Generate Embeddings with SenteceTransformers:

In [None]:
from sentence_transformers import SentenceTransformer
model = SentenceTransformer("all-MiniLM-L6-v2")
embeddings = model.encode(chunks)

In [None]:
from sklearn.metrics.pairwise import cosine_similarity
import numpy as np

# Take a sample of 10 chunks
sample_embeddings = embeddings[:10]
similarity_matrix = cosine_similarity(sample_embeddings)

# Print the similarity matrix
print(np.round(similarity_matrix, 2))


In [None]:
import matplotlib.pyplot as plt
from sklearn.decomposition import PCA

pca = PCA(n_components=2)
reduced = pca.fit_transform(sample_embeddings)

plt.figure(figsize=(8, 6))
plt.scatter(reduced[:, 0], reduced[:, 1])
for i, chunk in enumerate(chunks[:10]):
    plt.annotate(f"Chunk {i}", (reduced[i, 0], reduced[i, 1]))
plt.title("PCA of Text Embeddings")
plt.show()


Store Embeddings in a FAISS Index for Similarity Search:

In [None]:
import faiss
import numpy as np

index = faiss.IndexFlatL2(embeddings[0].shape[0])
index.add(np.array(embeddings))

# Search
query = "Who is always sad?"
query_embedding = model.encode([query])
D, I = index.search(np.array(query_embedding), k=3)

In [None]:
for i in I[0]:
    print(chunks[i])
    print("....")

Build the Prompt from Retrieved Chunks:

In [None]:

retrieved_chunks = [chunks[i] for i in I[0]]

# Format the prompt
context = "\n\n".join(retrieved_chunks)
#query = "What is the capital of France?"

prompt = f"""You are a helpful assistant.
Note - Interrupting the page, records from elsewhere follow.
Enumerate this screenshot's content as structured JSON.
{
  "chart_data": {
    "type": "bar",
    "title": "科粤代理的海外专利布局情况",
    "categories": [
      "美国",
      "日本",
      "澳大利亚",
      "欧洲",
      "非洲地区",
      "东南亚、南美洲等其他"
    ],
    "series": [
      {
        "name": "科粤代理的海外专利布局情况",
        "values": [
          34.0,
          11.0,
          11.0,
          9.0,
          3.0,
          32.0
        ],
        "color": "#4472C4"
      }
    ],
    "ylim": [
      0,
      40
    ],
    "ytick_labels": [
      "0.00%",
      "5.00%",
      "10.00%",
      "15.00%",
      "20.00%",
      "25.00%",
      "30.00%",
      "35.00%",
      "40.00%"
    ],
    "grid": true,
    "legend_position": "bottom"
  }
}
Use the following context to answer the question.

Context:
{context}

Question:
{query}

Answer:"""

print(prompt)

Generate an Answer Using a Lightweight Language Model:

In [None]:

from transformers import AutoTokenizer, AutoModelForSeq2SeqLM
import torch

# Load a small, instruction-tuned model
model_name = "google/flan-t5-base"
tokenizer = AutoTokenizer.from_pretrained(model_name)
model = AutoModelForSeq2SeqLM.from_pretrained(model_name)

# Build prompt from chunks
retrieved_chunks = [chunks[i] for i in I[0]]
context = "\n\n".join(retrieved_chunks)


# Simple instruction-style prompt for T5
prompt = f"Answer the question based on the context.\n\nContext:\n{context}\n\nQuestion:\n{query}"

# Tokenize input
inputs = tokenizer(prompt, return_tensors="pt", truncation=True)

# Generate output
with torch.no_grad():
    outputs = model.generate(**inputs, max_new_tokens=100)

# Decode and print
answer = tokenizer.decode(outputs[0], skip_special_tokens=True)
print("Answer:", answer)

### Performance Observations

- **Query 1**: "Who is Winnie the Pooh?" - Retrieved top-k chunks focus on Pooh's identity and characteristics.
- **Query 2**: "Tell me about Pooh." - Retrieved chunks include more **descriptive information** about Pooh.
- **Query 3**: "What is the plot of Winnie the Pooh?" - Retrieved chunks contain more of the **story** and overall plot.
- **Query 4**: "Who is the protagonist in the story?" - Similar to Query 1, but retrieved chunks could be **more focused on his role in the story**.

The differences in performance happen because each query targets slightly different aspects of the text, leading FAISS to retrieve different chunks.